Nel promuovere gli investimenti, non è escluso che si debba ricercare “ogni sorta di compromesso” tra l’autorità pubblica e l’iniziativa privata. Lo Stato potrebbe, per esempio, sottoscrivere investimenti al altissimo rischio, piuttosto che intraprenderli direttamente.
A partire dagli anni Venti, la Gran Bretagna aveva un sistema di tassazione progressiva e l’assicurazione nazionale obbligatoria che raccoglieva contributi dei lavoratori salariati e delle imprese durante i periodi di occupazione per poter elargire i sussidi di disoccupazione durante periodi di disoccupazione. Sebbene non intese come tali, queste misure servivano da “stabilizzatori automatici”, restringendo il potere d’acquisto durante i periodi di boom e aumentandolo durante i periodi di recessione.
Gli eccessi della politica keynesiana
Tutto ciò poteva essere spinto oltre. Nel 1942 Keynes propose di ridurre i sussidi diretti durante i periodi di crisi e di dirottare le risorse in beni. Rispetto ai vari investimenti pubblici, questo approccio ha alcuni vantaggi: gli oneri sociali, a differenza dei progetti infrastrutturali, possono essere gestiti facilmente. Tende anche a sfumare le linee di divisione ideologica. Lo Stato è tanto più keynesiano (sulla base degli stimoli) quanto è più piccolo (sulla base della imposizione fiscale).

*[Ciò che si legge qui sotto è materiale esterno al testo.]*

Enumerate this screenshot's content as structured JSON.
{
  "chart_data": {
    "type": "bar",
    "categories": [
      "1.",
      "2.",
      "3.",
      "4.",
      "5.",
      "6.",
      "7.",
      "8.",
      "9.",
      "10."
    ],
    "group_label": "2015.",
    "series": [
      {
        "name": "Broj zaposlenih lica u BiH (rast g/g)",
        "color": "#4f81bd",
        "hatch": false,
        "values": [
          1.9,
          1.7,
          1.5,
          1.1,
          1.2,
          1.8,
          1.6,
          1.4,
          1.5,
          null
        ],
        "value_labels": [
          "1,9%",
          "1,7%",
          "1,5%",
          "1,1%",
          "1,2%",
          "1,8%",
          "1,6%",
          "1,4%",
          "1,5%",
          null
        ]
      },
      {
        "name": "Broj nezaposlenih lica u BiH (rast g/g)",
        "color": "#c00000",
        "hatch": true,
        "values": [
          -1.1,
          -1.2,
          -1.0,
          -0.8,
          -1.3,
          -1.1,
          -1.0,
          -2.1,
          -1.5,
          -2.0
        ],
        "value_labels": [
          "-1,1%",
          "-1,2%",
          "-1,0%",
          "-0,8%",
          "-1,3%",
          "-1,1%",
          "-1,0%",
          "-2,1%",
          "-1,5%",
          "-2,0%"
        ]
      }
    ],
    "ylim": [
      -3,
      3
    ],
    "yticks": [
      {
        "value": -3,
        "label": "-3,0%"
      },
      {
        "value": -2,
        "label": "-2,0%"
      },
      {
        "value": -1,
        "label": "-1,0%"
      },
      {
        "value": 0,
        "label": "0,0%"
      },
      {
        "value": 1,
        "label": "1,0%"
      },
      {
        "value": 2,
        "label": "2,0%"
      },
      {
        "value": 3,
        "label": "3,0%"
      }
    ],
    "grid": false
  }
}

In definitiva la teoria keynesiana è agnostica rispetto alle dimensioni dello Stato. Lo stesso Keynes pensava che un prelievo fiscale del 25% del reddito nazionale netto (circa il 23% del PIL) fosse all’incirca “il limite di ciò che è ragionevolmente tollerabile”. Si preoccupava più del volume della spesa che della sua composizione. Era senz’altro dell’idea di lasciare che fossero le forze del mercato a decidere ciò che doveva essere acquistato, a condizione, però, che lo fosse. Le sue politiche miravano solo a intervenire sulla spesa nel momento in cui questa si contraeva.
Il keynesismo però può facilmente cadere essere in eccessi. Se funziona troppo bene nel rilanciare la spesa, può mettere a dura prova le risorse dell’economia, producendo inflazione cronica (una possibilità che preoccupava anche Keynes). I pianificatori possono sbagliare le valutazioni o eccedere nel loro intervento. Il loro potere di mobilitare le risorse può stimolare i gruppi di pressione a uscire allo scoperto nella richiesta di un robusto intervento statale. Gli stati totalitari, che Keynes aborriva, dimostrano che la “mobilitazione centrale delle risorse” e “l’irreggimentazione dell’individuo” possono distruggere la libertà personale, come egli stesso aveva previsto e combattuto.
Ma Keynes pensava che questo rischio nei paesi a lunga democrazia fosse piuttosto remoto. In questi, generalmente, la politica di programmazione era limitata. E la classe dirigente di questi paesi era preoccupata, più di qualsiasi altra cosa, del socialismo strisciante. Una pianificazione moderata sarebbe stata la sicurezza se, come Keynes scrive ad Hayek, coloro che la attuano condividono la posizione morale di Hayek. Il pianificatore ideale è solo quello che lo fa di malavoglia. Il keynesismo funziona meglio nelle mani degli hayekiani.